What Kind of Hole?


There are two types of holes. There is the horizontal and the vertical hole. The horizontal excavation tells you about the site at a given time. Such as the rubbish pits there defensive arrangement, and the arrangements they made to keep animals. . The Vertical excavation tells you about the relationship there is before and after it.

The technique of digging the hole horizontal has an advantage for shallow sites and where the horizontal picture is more important then the vertical picture. An example would be the Paleolithic and the Mesolithic sites where the remains of any buildings are rare. The Vertical excavation tells archaeologists about the relationship there is before and after it. In the early decades of the 20th century when archaeology, was concerned about the excavation techniques that had to be concentrated on focusing on the vertical dimension.

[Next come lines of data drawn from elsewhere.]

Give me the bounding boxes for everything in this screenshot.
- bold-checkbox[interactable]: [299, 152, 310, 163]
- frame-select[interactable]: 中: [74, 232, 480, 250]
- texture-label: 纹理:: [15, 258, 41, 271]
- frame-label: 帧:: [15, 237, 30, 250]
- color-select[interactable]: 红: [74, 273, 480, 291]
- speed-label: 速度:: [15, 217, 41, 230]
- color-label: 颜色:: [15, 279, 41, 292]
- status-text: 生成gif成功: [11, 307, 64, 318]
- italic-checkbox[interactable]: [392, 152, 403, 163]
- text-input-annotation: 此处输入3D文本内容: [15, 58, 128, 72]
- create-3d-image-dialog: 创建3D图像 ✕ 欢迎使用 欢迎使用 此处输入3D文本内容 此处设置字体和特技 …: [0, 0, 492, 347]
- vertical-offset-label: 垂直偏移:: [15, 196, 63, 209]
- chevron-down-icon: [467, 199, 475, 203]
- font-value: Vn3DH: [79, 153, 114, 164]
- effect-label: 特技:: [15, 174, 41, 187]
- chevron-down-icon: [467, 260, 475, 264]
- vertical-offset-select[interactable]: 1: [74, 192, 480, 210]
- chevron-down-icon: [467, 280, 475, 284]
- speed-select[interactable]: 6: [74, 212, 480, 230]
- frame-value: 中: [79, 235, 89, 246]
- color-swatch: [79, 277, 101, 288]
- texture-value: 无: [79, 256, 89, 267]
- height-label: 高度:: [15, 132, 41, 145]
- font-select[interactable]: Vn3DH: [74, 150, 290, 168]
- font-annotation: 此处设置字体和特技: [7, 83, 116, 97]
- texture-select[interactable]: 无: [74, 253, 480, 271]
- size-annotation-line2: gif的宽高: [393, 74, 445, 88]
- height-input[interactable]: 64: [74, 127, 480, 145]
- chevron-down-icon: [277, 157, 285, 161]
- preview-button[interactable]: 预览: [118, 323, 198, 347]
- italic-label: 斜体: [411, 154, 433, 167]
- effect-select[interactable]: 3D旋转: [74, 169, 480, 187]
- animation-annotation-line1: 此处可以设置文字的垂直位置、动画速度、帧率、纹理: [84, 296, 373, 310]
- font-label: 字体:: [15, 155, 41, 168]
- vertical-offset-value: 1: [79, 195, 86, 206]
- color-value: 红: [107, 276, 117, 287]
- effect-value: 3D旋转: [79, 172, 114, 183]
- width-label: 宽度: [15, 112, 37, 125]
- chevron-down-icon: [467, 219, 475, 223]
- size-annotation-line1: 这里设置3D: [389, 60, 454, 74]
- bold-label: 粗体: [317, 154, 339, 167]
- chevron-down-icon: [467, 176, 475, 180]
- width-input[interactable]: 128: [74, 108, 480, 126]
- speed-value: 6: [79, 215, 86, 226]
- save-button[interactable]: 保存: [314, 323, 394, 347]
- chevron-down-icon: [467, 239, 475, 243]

The best-known way of figuring it out was Sir Mortimer Wheeler’s box or grid system. This meant that the site had to be divided up into squares.

There is no categorically way having to dig in every case. Each site must be assessed meaning what the landscape of what the site is on and the circumstances are. Laying out the site they must make a contour survey of the land (earthwork plan) in detail to show the terrain before any land is removed. Whenever archaeologists make a layout and put markers in. They always must have part of the layout outside of the excavation in case the markers that show the reference point get knocked over they can put them back in the same spot.